Liderança

Tem algo que a gente precisa admitir: No ambiente corporativo, a palavra empatia foi tão usada que começou a perder força. Virou slogan, slide, hashtag. Mas empatia de verdade não cabe em frase pronta. Ela só existe quando vira prática. Quando sai da boca e chega no gesto.
Empatia não é sobre “entender o outro”. É sobre se importar o suficiente pra tentar compreender o que ele sente. É sobre dar espaço pra que o outro exista, mesmo quando o que ele traz é desconfortável.
Eu me lembro de uma conversa que tive com um líder numa das empresas onde palestrei. Ele me disse, num tom sincero:
“Erick, eu achava que ser empático era ouvir e dizer: ‘imagino como você se sente’. Mas agora percebo que é mais do que isso. É perguntar: ‘o que posso fazer pra te apoiar agora?’.”
E é exatamente aí que mora a empatia radical. No passo além da escuta. No ato que valida, acolhe e transforma.
Empatia radical é quando você não tenta consertar. Você sustenta o espaço. É quando o colaborador não precisa performar força pra ser respeitado. É quando alguém pode dizer “não estou bem” sem medo de ser descartado.

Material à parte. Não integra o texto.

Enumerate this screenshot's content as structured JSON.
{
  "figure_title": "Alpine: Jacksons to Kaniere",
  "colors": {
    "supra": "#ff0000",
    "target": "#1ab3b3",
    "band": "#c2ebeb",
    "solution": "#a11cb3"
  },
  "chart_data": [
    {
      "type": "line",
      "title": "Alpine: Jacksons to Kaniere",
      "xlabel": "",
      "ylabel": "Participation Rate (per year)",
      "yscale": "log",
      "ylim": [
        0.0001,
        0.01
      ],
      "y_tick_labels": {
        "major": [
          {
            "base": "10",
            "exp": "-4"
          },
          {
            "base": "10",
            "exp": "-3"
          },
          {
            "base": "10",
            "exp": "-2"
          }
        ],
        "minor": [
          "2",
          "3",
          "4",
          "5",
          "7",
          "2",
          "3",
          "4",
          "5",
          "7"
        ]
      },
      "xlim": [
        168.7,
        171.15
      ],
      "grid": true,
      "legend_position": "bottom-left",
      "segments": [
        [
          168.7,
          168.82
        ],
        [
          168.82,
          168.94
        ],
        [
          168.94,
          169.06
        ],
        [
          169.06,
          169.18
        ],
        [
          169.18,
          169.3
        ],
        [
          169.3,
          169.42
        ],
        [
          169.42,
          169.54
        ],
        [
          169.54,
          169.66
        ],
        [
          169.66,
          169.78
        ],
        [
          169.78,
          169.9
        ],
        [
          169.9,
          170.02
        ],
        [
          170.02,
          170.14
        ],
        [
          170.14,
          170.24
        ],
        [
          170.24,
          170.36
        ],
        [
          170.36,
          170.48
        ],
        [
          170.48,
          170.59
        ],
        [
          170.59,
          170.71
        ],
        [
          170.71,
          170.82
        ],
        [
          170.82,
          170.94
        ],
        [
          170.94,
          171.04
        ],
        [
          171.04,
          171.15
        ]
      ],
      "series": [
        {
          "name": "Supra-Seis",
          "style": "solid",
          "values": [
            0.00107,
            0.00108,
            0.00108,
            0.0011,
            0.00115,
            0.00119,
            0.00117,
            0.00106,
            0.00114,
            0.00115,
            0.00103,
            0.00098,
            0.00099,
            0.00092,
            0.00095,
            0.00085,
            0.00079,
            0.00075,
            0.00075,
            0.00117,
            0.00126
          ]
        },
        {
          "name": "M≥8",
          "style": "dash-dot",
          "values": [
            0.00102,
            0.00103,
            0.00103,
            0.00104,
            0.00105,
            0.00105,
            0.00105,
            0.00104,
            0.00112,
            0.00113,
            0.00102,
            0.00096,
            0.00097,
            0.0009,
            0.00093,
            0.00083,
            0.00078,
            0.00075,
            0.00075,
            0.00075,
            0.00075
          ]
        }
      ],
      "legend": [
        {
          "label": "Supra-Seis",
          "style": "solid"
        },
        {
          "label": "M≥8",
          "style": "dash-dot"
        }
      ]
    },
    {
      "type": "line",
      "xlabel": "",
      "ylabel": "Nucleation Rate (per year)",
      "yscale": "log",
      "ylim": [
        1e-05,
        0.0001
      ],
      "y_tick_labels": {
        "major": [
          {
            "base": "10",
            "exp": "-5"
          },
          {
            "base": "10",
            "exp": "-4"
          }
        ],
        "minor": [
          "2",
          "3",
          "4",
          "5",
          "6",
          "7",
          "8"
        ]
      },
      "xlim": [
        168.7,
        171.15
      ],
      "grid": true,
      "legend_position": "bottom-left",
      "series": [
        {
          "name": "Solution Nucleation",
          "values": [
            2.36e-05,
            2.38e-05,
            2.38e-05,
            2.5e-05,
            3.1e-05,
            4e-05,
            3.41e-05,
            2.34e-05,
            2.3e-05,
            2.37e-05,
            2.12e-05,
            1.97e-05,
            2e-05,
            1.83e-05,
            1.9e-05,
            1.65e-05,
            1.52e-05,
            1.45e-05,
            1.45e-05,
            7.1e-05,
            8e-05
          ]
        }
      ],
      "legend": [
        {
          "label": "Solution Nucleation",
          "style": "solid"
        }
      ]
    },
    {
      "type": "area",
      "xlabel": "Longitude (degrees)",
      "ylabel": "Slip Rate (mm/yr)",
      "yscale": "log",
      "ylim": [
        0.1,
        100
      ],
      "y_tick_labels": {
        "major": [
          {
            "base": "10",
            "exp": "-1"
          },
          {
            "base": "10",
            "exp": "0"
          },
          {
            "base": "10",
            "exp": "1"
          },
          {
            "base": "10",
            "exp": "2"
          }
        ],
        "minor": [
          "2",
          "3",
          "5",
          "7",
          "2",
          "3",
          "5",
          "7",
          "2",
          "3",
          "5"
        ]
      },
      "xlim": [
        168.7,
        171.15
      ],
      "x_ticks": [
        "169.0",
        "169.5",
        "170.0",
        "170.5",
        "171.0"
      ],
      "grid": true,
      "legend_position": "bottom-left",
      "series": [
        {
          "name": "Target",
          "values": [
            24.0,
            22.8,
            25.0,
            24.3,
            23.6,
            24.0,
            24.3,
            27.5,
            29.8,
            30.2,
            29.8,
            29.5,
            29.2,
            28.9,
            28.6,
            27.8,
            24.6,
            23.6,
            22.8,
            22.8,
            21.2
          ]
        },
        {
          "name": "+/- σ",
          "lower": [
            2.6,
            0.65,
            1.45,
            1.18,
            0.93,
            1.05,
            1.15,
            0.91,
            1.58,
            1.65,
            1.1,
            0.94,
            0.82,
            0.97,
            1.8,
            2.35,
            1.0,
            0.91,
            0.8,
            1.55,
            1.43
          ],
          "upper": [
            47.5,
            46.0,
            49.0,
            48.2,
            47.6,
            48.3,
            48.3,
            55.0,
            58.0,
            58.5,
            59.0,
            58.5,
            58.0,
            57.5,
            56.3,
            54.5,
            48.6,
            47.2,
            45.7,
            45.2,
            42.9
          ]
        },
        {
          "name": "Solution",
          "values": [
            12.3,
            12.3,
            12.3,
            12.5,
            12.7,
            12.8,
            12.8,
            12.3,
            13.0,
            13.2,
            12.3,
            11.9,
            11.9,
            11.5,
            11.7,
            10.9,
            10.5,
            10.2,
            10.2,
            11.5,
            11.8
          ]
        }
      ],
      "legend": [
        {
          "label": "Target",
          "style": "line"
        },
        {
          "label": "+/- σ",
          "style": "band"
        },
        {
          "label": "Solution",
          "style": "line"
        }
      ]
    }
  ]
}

Ela acontece nas microatitudes: No líder que desmarca uma reunião pra ouvir de verdade. No colega que nota o silêncio do outro e escolhe se aproximar. No RH que entende que saúde emocional não se mede em relatórios... se percebe no olhar.
Empatia radical é coragem. Porque exige presença. Exige tempo. Exige vulnerabilidade.
E, acima de tudo, exige abrir mão da necessidade de ter razão, pra priorizar a necessidade de se relacionar.
Talvez esse seja o grande desafio das empresas hoje: entender que o clima organizacional não se constrói em murais ou campanhas internas. Ele nasce de conversas reais, humanas, muitas vezes difíceis — mas sinceras.
E é nelas que a confiança floresce.
No fim das contas, empatia não é um valor bonito na parede. É uma decisão diária de ver, ouvir e validar. De reconhecer a humanidade do outro, mesmo quando ela é diferente da sua.
E, quem sabe, seja esse o segredo pra transformar ambientes de trabalho em lugares de pertencimento, e não apenas de produção.
Nos vemos na próxima edição.
Com muito mais entendimento, empatia e respeito.